JB: The failure of the Western states is blatant. Ukrainians themselves have invented a new word. It is called “Macronize.” It means “doing everything to look worried, showing that to everyone, but doing nothing.” This sums up Western behavior.
No, the Western states have not taken up their responsibility in any way. Russia has now reacted to an armed conflict that has been going on since 2014 and started with the abolition of the official language law in February 2014. European states did nothing to bring peace. That is why Putin does not want to talk about war, because the war started in 2014. With the Minsk agreements, a solution was found. That is the situation. Guterres is a politician—and the problem is, we don’t have any space in the UN or in our country for politicians to express a balanced opinion. This is exactly as when George W. Bush said, “Whoever is not with us is against us.” We are exactly in that situation today—and there is no space in between at all; there is only good or evil.

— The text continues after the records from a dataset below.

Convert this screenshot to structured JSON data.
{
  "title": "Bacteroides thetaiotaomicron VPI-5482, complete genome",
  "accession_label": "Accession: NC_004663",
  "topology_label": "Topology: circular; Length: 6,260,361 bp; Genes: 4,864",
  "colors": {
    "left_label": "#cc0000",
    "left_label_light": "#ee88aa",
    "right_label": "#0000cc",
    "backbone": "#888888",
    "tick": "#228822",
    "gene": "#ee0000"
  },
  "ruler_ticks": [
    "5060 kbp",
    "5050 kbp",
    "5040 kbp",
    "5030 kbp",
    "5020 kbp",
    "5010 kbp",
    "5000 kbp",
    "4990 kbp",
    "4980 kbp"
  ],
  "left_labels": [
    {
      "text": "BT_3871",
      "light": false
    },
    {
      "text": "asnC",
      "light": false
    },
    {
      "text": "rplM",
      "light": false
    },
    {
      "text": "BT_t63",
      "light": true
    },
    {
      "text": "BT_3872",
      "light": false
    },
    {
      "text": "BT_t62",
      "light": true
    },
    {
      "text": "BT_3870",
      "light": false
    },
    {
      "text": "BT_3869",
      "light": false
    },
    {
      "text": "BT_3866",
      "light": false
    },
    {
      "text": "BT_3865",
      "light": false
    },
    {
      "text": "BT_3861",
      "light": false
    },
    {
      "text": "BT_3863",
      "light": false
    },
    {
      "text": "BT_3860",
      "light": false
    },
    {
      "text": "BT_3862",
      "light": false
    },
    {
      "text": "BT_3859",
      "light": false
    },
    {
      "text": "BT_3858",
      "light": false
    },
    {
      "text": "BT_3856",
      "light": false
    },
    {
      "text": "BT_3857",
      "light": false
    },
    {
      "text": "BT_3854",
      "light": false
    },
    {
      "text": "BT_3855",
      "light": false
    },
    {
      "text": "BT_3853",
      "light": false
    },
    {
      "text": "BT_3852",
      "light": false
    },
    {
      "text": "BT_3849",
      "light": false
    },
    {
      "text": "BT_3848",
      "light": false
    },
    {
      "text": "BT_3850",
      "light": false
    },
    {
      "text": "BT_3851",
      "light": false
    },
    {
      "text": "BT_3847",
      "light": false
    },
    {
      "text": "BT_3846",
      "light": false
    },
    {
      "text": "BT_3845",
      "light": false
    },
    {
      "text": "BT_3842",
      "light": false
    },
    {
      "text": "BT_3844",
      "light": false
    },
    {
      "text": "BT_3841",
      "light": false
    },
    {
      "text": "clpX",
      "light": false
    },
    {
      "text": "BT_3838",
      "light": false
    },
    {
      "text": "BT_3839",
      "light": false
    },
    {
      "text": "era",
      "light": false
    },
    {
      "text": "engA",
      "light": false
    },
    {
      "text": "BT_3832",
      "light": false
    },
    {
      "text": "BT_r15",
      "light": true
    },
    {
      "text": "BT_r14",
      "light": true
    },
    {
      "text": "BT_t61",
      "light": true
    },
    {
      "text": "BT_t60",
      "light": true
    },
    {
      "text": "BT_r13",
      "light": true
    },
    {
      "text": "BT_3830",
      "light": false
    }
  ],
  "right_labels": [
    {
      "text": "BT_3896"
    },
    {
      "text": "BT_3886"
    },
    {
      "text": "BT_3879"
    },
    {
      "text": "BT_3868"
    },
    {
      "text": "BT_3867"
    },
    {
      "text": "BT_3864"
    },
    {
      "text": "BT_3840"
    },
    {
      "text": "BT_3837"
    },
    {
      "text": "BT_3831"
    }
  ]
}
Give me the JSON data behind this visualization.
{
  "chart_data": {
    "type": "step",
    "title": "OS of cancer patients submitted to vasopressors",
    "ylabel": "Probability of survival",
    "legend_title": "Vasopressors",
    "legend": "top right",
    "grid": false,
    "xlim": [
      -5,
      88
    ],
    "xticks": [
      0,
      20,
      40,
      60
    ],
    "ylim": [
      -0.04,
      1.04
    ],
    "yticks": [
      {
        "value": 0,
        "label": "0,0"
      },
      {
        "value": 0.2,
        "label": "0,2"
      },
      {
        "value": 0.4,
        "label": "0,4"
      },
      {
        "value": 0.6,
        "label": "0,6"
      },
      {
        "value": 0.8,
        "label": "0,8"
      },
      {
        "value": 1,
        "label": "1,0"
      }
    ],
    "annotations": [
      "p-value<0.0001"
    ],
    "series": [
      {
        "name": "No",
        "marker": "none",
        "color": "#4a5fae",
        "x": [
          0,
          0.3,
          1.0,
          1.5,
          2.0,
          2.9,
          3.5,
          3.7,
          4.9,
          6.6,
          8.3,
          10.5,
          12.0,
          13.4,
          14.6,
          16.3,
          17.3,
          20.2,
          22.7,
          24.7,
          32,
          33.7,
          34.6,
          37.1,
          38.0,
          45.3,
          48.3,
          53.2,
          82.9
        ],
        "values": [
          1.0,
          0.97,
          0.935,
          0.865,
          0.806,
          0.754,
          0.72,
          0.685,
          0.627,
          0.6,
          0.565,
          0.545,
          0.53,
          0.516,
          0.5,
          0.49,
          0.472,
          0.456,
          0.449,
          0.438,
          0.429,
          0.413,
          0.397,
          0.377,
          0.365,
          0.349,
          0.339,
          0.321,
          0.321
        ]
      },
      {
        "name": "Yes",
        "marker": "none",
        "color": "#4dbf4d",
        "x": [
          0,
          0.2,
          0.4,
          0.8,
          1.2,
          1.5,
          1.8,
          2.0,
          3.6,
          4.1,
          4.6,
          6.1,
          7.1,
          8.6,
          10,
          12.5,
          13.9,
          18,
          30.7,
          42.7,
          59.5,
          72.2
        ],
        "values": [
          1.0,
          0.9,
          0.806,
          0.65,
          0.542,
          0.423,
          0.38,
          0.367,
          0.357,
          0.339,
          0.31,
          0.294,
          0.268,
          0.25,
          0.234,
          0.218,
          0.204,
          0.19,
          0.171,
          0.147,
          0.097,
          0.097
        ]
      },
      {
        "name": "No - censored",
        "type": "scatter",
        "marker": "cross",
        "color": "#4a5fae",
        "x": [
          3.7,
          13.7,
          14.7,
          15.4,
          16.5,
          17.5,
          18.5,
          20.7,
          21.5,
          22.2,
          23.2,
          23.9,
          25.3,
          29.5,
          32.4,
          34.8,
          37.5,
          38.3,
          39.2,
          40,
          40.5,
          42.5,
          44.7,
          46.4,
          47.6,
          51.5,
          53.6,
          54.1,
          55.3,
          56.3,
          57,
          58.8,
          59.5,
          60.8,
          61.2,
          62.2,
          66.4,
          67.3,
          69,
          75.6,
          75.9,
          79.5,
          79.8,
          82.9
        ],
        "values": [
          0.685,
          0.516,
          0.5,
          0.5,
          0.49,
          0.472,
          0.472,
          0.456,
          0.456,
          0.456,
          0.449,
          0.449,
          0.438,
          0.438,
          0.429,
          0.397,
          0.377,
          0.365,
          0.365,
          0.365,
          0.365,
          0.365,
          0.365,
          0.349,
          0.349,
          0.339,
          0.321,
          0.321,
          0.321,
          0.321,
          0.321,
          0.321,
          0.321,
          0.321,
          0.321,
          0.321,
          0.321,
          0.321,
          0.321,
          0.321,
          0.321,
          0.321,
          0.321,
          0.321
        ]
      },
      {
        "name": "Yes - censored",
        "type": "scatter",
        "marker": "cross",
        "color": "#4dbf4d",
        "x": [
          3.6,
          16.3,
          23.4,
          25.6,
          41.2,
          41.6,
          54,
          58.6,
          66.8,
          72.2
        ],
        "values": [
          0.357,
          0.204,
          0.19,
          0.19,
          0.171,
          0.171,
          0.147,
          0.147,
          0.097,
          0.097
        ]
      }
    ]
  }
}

TK: Are these developments intentional?
JB: The whole conflict is the result of a scenario carefully worked out by the West. Its basic components were laid out in 2019 in two papers published by the RAND Corporation, the Pentagon think tank, entitled, Overextending and Unbalancing Russia and Extending Russia. These describe the sequence of events that led to the Russian offensive in February 2022. In addition to that, promises were made to Ukraine that it would become a member of NATO if it instigated a war that led to Russia’s defeat, as Oleksiy Arestovych explained in an interview with a Ukrainian television station in March 2019. In fact, Ukrainians were lied to, as Zelensky noted on CNN on March 21, 2022.
As a matter of fact, the Russians knew for a long time that this confrontation would occur. That is why they prepared for it militarily and economically. This explains why they are withstanding the sanctions and pressure better than expected. This is also the reason why the West is using its imagination to elaborate new sanctions or new methods to impose them, such as abandoning the principle of unanimity in the EU. We have entered a phase of “cockfighting” between the West and Russia. As a result, the problem is that international institutions are no longer fulfilling their role as arbiters, but have become parties to the conflict.

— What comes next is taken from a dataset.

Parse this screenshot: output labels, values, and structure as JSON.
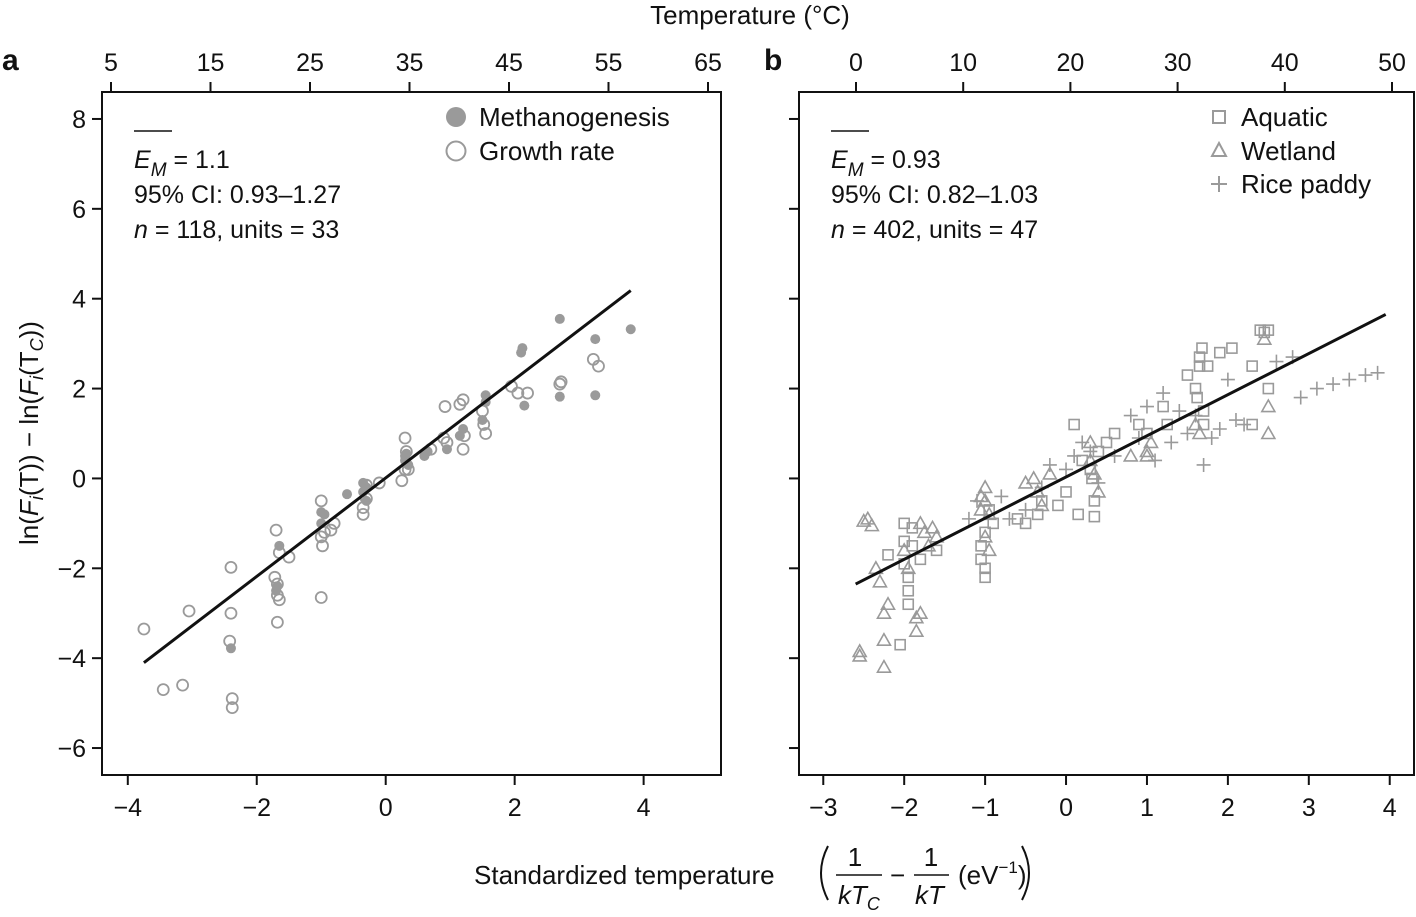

TK: But then the EU won the Nobel Peace Prize a few years ago. Where is the commitment to peace?
JB: Obama got it, too. And Obama was the American president who kept his country at war from the first day of his mandate to the last. He started three wars, and the number of air strikes increased tenfold compared to his predecessor. I don’t think anybody takes the Nobel Prize seriously anymore at this point. It is purely political.